Monday, April 19, 2010

Stocks Reversing Morning Losses into Final Hour on Short-Covering, Less Financial Sector Pessimism, Earnings Optimism


Broad Market Tone:

  • Advance/Decline Line: Lower
  • Sector Performance: Most Declining
  • Volume: Above Average
  • Market Leading Stocks: Underperforming
Equity Investor Angst:
  • VIX 18.12 -1.31%
  • ISE Sentiment Index 134.0 +25.23%
  • Total Put/Call .91 +7.06%
  • NYSE Arms .57 -80.94%
Credit Investor Angst:
  • North American Investment Grade CDS Index 89.40 bps +5.85%
  • European Financial Sector CDS Index 87.84 bps +12.0%
  • Western Europe Sovereign Debt CDS Index 93.83 bps +2.84%
  • Emerging Market CDS Index 209.52 bps -.86%
  • 2-Year Swap Spread 15.0 bps -1 bp
  • TED Spread 16.0 unch.
Economic Gauges:
  • 3-Month T-Bill Yield .15% unch.
  • Yield Curve 282.0 bps unch.
  • China Import Iron Ore Spot $179.40/Metric Tonne +.73%
  • Citi US Economic Surprise Index +23.80 -4.2 points
  • 10-Year TIPS Spread 2.33% unch.
Overseas Futures:
  • Nikkei Futures: Indicating +17 open in Japan
  • DAX Futures: Indicating +26 open in Germany
Portfolio:
  • Slightly Lower: On losses in my Biotech and Tech long positions
  • Disclosed Trades: Covered all (IWM)/(QQQQ) hedges and some of my (EEM) short
  • Market Exposure: Moved to 100% Net Long
BOTTOM LINE: Today's overall market action is mildly bullish as stocks reverse morning losses to trade at session highs despite mostly negative headlines.
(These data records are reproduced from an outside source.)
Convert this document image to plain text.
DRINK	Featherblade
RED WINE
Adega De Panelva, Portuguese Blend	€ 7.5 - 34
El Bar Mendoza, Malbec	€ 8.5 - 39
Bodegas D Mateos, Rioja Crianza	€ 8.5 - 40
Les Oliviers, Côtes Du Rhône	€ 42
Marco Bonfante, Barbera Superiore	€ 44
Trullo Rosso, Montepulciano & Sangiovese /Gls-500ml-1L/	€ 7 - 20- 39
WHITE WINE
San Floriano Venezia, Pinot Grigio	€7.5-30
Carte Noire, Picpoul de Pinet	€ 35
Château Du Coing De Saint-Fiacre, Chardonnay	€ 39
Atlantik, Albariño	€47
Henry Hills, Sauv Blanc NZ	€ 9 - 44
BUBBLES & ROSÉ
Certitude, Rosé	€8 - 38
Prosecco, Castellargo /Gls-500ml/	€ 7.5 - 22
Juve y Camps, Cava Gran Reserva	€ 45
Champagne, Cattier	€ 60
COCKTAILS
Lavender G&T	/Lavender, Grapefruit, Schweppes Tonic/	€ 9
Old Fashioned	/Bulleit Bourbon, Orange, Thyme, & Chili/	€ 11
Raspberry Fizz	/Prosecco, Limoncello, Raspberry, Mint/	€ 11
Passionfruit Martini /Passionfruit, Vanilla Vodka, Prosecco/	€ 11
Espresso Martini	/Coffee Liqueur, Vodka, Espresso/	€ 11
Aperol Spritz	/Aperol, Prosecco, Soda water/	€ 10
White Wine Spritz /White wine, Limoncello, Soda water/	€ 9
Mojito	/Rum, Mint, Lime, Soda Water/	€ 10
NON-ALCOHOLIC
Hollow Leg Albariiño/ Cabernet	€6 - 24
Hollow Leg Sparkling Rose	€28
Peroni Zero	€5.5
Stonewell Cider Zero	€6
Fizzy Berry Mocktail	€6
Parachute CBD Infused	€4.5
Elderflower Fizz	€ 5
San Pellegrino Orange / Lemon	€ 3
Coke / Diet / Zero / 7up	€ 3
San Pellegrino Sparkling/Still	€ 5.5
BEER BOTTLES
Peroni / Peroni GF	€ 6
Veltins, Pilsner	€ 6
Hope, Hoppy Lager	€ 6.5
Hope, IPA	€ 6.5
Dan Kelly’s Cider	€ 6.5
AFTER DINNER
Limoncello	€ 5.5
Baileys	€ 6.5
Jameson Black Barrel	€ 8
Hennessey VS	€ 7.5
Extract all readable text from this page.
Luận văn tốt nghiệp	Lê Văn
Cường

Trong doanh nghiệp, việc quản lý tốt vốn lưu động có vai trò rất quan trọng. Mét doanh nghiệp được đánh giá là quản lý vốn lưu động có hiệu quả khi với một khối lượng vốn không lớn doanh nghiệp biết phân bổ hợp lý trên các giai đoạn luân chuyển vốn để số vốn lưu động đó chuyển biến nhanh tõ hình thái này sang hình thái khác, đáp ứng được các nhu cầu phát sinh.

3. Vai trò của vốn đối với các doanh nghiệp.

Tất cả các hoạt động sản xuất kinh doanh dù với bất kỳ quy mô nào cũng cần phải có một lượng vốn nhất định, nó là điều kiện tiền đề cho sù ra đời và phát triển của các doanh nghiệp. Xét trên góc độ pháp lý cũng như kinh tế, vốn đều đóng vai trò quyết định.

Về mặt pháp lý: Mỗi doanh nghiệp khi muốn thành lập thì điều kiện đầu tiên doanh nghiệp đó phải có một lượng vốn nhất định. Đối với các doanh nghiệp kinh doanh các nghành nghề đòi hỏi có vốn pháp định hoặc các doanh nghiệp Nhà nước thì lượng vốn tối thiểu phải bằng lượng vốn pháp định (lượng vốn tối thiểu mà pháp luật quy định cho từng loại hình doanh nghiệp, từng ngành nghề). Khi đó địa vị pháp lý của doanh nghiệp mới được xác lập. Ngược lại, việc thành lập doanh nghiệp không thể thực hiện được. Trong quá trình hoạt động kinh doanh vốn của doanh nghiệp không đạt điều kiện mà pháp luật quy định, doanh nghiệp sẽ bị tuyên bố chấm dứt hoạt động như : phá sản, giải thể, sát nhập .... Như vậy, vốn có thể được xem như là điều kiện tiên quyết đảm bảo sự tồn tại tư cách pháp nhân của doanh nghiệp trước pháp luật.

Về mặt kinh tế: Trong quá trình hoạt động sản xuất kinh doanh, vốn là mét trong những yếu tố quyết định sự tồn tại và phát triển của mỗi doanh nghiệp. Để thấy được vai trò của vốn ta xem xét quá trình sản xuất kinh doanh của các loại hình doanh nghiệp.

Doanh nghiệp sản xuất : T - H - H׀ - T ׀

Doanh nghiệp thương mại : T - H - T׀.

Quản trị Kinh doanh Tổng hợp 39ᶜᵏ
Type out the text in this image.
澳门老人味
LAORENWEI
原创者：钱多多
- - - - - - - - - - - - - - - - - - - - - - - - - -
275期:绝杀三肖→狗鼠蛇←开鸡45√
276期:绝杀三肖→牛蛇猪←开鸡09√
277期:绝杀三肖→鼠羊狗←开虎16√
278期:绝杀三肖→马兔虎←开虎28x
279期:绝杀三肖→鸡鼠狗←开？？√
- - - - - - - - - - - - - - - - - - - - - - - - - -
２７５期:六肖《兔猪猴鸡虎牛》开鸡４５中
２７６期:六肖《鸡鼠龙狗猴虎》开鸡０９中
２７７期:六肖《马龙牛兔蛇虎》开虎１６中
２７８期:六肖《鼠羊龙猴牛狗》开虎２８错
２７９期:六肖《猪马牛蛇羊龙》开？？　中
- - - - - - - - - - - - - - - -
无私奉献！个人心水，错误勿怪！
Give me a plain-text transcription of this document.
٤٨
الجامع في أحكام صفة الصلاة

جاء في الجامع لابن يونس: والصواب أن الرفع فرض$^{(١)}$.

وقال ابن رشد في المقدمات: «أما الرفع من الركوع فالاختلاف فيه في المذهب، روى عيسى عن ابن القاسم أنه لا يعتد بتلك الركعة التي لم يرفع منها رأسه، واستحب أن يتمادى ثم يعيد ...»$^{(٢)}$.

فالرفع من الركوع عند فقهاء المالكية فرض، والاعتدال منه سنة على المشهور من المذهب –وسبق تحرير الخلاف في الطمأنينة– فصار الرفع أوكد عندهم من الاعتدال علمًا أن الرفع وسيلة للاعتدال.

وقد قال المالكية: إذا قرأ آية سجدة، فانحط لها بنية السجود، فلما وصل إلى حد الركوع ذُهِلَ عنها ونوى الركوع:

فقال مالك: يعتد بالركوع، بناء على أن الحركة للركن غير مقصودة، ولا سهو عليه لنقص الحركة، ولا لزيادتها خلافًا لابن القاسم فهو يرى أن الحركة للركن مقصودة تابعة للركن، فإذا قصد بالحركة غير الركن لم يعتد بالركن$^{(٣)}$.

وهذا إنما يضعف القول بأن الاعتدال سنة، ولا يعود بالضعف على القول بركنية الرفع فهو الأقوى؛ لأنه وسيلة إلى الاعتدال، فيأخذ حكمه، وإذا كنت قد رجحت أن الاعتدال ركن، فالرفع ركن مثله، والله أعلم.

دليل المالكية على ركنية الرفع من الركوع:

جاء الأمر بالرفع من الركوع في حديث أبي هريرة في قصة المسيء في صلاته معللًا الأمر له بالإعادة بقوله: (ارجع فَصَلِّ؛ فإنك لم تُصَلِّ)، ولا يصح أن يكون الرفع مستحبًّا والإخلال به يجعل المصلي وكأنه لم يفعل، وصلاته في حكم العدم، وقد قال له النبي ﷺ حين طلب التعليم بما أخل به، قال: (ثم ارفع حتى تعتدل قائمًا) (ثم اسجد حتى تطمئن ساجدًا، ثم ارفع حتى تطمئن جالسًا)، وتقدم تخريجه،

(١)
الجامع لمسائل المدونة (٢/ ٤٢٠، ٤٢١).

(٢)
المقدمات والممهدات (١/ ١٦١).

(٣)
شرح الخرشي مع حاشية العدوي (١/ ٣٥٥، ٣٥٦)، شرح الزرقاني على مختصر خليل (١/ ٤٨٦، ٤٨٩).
On the positive side, HMO, I-Bank and Bank stocks are especially strong, rising .75%+. Oil is falling -1.3% on worries over the ramifications of the (GS) charges, European sovereign debt concerns and China hard-landing fears. (XLF) has outperformed throughout most of the day. On the negative side, Coal, Oil Tanker, Computer, Airline, Gaming and Alt Energy shares are substantially underperforming, falling 1.0%+. The Greece 10-year/bund spread is surging +8.0% to 461 basis points. The Greece sovereign cds is jumping another +5.8% today and the surge in the euro financial sector cds is another large negative. Investor angst gauges are still registering near-term complacency. Given the news, I am very surprised the market is holding up as well as it is again today. This resilience is noteworthy. I expect US stocks to trade mixed-to-lower into the close from current levels on more shorting, profit-taking, eurozone sovereign debt worries, eurozone economic slowdown concerns and china hard-landing fears.